Alan Baxter is the author of several novels, including the Alex Caine trilogy, Bound, Obsidian and Abduction, The Balance duology, RealmShift and MageSign, the urban horror noir novel, Hidden City, and the horror/crime thriller Devouring Dark, and the small town folk horror story, Sallow Bend. His latest novel is the folk horror thriller, Blood Covenant, published by Cemetery Dance.
He’s also written several novellas, including the cosmic horror thriller The Book Club, the supernatural noir Eli Carver novella series, Manifest Recall, Recall Night, and Ghost Recall, the wildly popular gonzo horror novella, The Roo, the occult thriller, The Leaves Forget, and a mosaic novel across two novella collections of weird Australian cosmic horror, The Gulp and The Fall. Alan Baxter has had more than 100 short fiction publications in journals and anthologies in Australia, the US, the UK, France, Germany and Japan. Including The Magazine of Fantasy & Science Fiction, Beneath Ceaseless Skies, Daily Science Fiction, and many others. Alan has two award-winning volumes of collected short fiction, Crow Shine and Served Cold. Alan’s work has been translated into French, Spanish, German, Japanese and Taiwanese.

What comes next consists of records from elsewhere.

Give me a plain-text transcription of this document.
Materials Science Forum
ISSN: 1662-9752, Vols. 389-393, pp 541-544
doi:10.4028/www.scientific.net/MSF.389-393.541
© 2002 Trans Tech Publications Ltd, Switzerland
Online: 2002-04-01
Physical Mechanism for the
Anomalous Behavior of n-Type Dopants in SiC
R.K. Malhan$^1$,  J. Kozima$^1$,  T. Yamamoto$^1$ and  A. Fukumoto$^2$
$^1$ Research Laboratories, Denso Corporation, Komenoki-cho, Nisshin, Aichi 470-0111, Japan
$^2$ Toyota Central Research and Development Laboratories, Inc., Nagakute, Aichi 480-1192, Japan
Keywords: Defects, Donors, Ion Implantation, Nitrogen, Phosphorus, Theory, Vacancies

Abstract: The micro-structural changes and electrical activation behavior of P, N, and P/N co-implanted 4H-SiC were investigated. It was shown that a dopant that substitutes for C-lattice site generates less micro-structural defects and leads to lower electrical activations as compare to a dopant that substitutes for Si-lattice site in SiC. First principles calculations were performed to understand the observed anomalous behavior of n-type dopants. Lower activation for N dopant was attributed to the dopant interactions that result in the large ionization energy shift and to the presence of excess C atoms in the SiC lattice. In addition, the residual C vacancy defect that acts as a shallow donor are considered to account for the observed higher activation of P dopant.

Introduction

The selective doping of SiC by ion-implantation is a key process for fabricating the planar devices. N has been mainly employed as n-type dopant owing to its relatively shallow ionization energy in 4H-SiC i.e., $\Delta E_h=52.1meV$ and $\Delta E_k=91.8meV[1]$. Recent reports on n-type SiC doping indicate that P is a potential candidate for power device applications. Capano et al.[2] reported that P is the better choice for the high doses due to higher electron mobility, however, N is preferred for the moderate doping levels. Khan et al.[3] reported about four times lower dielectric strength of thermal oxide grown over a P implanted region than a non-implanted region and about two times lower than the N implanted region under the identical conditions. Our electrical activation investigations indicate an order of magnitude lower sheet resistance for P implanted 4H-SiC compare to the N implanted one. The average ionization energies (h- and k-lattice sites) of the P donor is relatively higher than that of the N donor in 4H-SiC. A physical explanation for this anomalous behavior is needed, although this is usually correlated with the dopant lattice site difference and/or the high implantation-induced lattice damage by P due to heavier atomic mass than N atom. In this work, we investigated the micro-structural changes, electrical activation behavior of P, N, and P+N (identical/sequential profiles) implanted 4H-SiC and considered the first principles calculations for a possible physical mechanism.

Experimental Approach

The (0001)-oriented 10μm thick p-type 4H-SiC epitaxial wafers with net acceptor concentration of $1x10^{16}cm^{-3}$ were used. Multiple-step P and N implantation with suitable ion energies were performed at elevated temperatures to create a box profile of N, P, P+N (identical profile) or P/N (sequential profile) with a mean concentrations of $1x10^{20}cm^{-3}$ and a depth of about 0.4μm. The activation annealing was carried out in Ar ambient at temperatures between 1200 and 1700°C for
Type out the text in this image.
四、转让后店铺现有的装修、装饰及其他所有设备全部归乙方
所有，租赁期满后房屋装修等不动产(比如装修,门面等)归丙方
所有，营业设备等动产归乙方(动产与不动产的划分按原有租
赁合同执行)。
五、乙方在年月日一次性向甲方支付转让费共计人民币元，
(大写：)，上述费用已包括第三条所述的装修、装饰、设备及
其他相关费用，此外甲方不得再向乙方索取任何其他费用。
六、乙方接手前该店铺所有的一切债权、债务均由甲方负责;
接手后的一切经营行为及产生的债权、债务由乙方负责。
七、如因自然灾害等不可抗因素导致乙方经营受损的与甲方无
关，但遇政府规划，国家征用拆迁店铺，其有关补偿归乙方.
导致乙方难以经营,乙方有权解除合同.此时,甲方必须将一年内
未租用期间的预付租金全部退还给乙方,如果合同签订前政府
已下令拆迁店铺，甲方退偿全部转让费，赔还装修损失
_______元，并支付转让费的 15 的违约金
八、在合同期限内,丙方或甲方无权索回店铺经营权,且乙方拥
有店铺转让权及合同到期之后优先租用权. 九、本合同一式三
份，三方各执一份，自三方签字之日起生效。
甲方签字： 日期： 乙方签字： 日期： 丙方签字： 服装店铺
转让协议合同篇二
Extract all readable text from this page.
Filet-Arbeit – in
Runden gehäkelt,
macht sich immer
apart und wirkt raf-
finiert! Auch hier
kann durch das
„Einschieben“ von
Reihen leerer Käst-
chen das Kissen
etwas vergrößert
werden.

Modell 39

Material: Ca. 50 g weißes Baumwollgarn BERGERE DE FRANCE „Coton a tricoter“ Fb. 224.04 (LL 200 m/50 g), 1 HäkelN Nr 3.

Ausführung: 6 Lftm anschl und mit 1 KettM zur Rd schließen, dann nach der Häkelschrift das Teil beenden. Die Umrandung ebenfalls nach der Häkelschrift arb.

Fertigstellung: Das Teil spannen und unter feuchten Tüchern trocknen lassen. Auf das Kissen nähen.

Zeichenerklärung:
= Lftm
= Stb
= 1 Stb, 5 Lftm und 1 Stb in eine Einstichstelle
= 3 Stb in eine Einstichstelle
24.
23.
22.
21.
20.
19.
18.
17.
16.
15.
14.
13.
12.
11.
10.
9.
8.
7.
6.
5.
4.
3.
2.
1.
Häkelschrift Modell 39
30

At times, Alan Baxter collaborates with US action/adventure bestselling author, David Wood. Together they have co-authored the short horror novel, Dark Rite, four action thrillers in The Jake Crowley Adventures, and three giant monster thrillers in the Sam Aston Investigations series.
Alan Baxter has been a fifteen-time finalist in the Aurealis Awards, an nine-time finalist in the Australian Shadows Awards and a fourteen-time finalist in the Ditmar Awards. From those shortlistings he won the 2021 Aurealis Award for Best Collection for The Gulp, the 2014 Australian Shadows Award for Best Short Story (“Shadows of the Lonely Dead”), the 2015 Australian Shadows Paul Haines Award For Long Fiction (“In Vaulted Halls Entombed”), the 2016 Australian Shadows Award for Best Collection (Crow Shine), and the 2019 Australian Shadows Award for Best Collection (Served Cold). He is also a past winner of the AHWA Short Story Competition (“It’s Always the Children Who Suffer”).
Alan’s work has made the Preliminary Ballot for the Bram Stoker Awards three times (Crow Shine, 2016 Bram Stoker Award (TM) for Superior Achievement in a Fiction Collection, The Gulp 2021 Bram Stoker Award (TM) for Superior Achievement in a Fiction Collection, and Sallow Bend 2022 Bram Stoker Award (TM) for Superior Achievement in a Novel). Alan’s 2015 Australian Shadows Paul Haines Award-winning story, “In Vaulted Halls Entombed”, was adapted for Season 3 of the Netflix Original Series, LOVE DEATH +ROBOTS.
Alan Baxter is also a martial artist, having spent his life since childhood learning a variety of fighting styles. He’s now an International Master of Choy Lee Fut Kung Fu, and a Fire Dragon Disciple of Grandmaster Chen Yong Fa.